Remarks of Deputy Assistant Secretary Carstens Accountability for Human Rights Abuses in Nicaragua

Remarks of Roger D. Carstens, Deputy Assistant Secretary,
Bureau of Democracy, Human Rights, and Labor:
Accountability for Human Rights Abuses in Nicaragua
Geneva, Switzerland, April 4, 2019

– as delivered –

Thank you all for joining us today.  The United States welcomes our distinguished guests, media representatives, and, most importantly, our courageous panelists to this event on accountability for human rights violations and abuses in Nicaragua that have occurred under President Daniel Ortega.

We thank The Institute on Race, Equality, and Human Rights for providing the thought-provoking slideshow photos you will see behind me on the screen.

The United States, Argentina, Brazil, Chile, and Georgia are hosting this event today because we are deeply concerned and committed to raising awareness of Nicaragua’s rapidly deteriorating human rights crisis.

The crisis in Nicaragua may not make as many headlines as when it began a year ago, but the deterioration of human rights conditions, the erosion of the rule of law, and the elimination of a free press continue, with devastating consequences for anyone who questions the Ortega regime’s crackdown on the citizens it is supposed to represent.

According to the Office of the High Commissioner for Human Rights, the unrest has already claimed the lives of more than 300 people and left at least 2,000 injured since the crisis began, nearly one year ago.

In April 2018, the Ortega regime cracked down violently on peaceful protests that began over discontent with government actions related to social security benefits and environmental concerns.  The Nicaraguan government reportedly responded with torture and extrajudicial killings by security forces, sniper fire, and other violations and abuses by government-controlled para-police and paramilitary groups.

Once popular protests were brutally suppressed, the Ortega regime began a new, equally brutal phase of its campaign against Nicaraguans.  It hunted down all members of the opposition with a vengeance, attacking those who spoke out simply for exercising their freedom of expression.  Government officials spoke publicly that the options for opponents of the regime were jail, exile, or death.
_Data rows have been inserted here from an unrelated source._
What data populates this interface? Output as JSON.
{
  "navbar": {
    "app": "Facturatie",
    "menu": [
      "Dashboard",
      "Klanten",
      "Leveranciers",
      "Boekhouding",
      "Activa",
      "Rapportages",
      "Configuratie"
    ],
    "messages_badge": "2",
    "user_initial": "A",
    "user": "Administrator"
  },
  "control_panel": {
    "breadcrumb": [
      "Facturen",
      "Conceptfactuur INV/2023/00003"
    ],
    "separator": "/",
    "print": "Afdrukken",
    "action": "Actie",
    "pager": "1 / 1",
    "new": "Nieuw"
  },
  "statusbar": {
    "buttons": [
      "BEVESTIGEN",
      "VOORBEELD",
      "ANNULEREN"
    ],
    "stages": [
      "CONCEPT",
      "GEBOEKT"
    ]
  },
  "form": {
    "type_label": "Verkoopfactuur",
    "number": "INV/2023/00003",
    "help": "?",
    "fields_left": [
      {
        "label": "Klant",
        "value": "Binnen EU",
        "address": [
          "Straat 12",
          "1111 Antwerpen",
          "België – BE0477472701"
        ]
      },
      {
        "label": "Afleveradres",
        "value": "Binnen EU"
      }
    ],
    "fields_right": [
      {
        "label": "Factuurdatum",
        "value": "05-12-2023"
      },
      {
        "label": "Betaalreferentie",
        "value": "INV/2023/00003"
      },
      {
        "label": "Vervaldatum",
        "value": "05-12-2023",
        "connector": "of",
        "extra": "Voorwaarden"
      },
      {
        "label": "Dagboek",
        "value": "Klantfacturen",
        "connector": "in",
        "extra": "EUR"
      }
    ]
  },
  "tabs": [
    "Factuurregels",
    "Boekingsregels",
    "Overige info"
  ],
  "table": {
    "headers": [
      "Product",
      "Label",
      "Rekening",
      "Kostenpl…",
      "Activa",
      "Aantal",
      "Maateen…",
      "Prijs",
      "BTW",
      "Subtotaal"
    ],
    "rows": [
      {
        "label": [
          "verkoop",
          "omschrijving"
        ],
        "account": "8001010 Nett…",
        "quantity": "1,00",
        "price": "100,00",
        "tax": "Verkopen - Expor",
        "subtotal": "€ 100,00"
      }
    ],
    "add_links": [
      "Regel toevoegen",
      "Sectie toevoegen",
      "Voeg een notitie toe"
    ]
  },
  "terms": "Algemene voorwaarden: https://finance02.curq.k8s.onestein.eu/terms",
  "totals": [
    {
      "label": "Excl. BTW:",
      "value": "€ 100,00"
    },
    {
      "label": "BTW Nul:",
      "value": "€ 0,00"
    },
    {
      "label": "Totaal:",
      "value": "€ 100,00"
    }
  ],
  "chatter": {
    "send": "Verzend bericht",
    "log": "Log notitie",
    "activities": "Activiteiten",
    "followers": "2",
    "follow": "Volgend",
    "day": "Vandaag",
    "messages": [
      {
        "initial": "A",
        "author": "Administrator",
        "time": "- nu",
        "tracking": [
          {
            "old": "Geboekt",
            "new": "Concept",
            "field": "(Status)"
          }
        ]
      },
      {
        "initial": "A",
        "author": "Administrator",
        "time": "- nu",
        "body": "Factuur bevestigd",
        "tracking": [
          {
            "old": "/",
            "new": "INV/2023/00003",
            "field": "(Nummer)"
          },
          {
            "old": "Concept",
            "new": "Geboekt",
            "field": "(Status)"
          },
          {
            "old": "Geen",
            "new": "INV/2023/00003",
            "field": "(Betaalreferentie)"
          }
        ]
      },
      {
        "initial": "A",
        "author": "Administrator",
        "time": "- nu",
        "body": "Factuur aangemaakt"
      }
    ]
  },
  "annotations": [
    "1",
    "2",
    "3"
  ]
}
The Ortega regime imprisoned hundreds of peaceful protesters for exercising their human rights and charged them as terrorists. These individuals have reportedly endured abuse, torture, rape, and life-threatening prison conditions.

While Ortega released the first 162 prisoners to house arrest at the start of the renewed dialogue, over the weekend of March 16-17, Ortega’s security forces again arrested 164 people during peaceful protests.  Further detentions occurred again on March 30.  The Inter-American Commission on Human Rights currently counts 647 detainees whom it identifies as political prisoners.

To further stifle any opposition to his crackdown, Ortega has shut down independent media and long-time civil society organizations, arresting respected journalists and forcing many activists to flee and seek exile abroad.

In an attempt to prevent the world from bearing witness to his repression of all forms of opposition, Ortega expelled international human rights monitoring bodies from the Organization of American States and the Office of the High Commissioner for Human Rights.

We all must unequivocally condemn the events of the past year.  We must also understand that this crisis did not begin suddenly in April 2018. Rather, it has been a decades-long process of creeping authoritarianism and the dismantling of democratic institutions.

The United States has repeatedly condemned the Ortega regime’s human rights violations and abuses and taken actions to promote accountability for corrupt and complicit Nicaraguan officials, including by imposing financial sanctions and revoking or restricting visas of individuals involved in the repression.

Through the Organization of American States Working Group on Nicaragua, we are working with other concerned OAS member states to monitor the situation and promote dialogue and democracy.

We support a genuine dialogue process to negotiate a peaceful and democratic solution to the crisis, and urge the Ortega regime to negotiate in good faith.

Dialogue must not be used as a delay tactic that allows Ortega to avoid taking actions that will restore democracy and respect for human rights, or delay accountability for human rights violations and abuses members of his regime have committed. Words and agreements mean nothing without clear action and change of behavior.

Today is also the first of what I hope will become a steady drumbeat of attention to hold Ortega accountable for his March 9 pledge to release all prisoners arrested during and after protests within 90 days.

Twenty-six days have passed since that pledge, and the world is waiting.  We want to see released all prisoners currently being held because of their peaceful participation in opposition protests. Now.

And we want to see accountability for any crimes committed against those prisoners and against all Nicaraguans over the past year. Accountability for torture. Accountability for disappearances. And accountability for killings. Respect for human rights must be restored.

The ultimate resolution to this crisis lies with the people of Nicaragua.  The United States supports them and their calls for early, free, and fair elections to resolve this crisis.

I applaud the dedication and resolve of all Nicaraguans, including those we are about to hear from today, who have undertaken the difficult work of helping the country find its way back to the rule of law and democracy.

Their courage and resilience in the face of attacks on their human rights, including the right to security of person, and fundamental freedoms are an inspiration.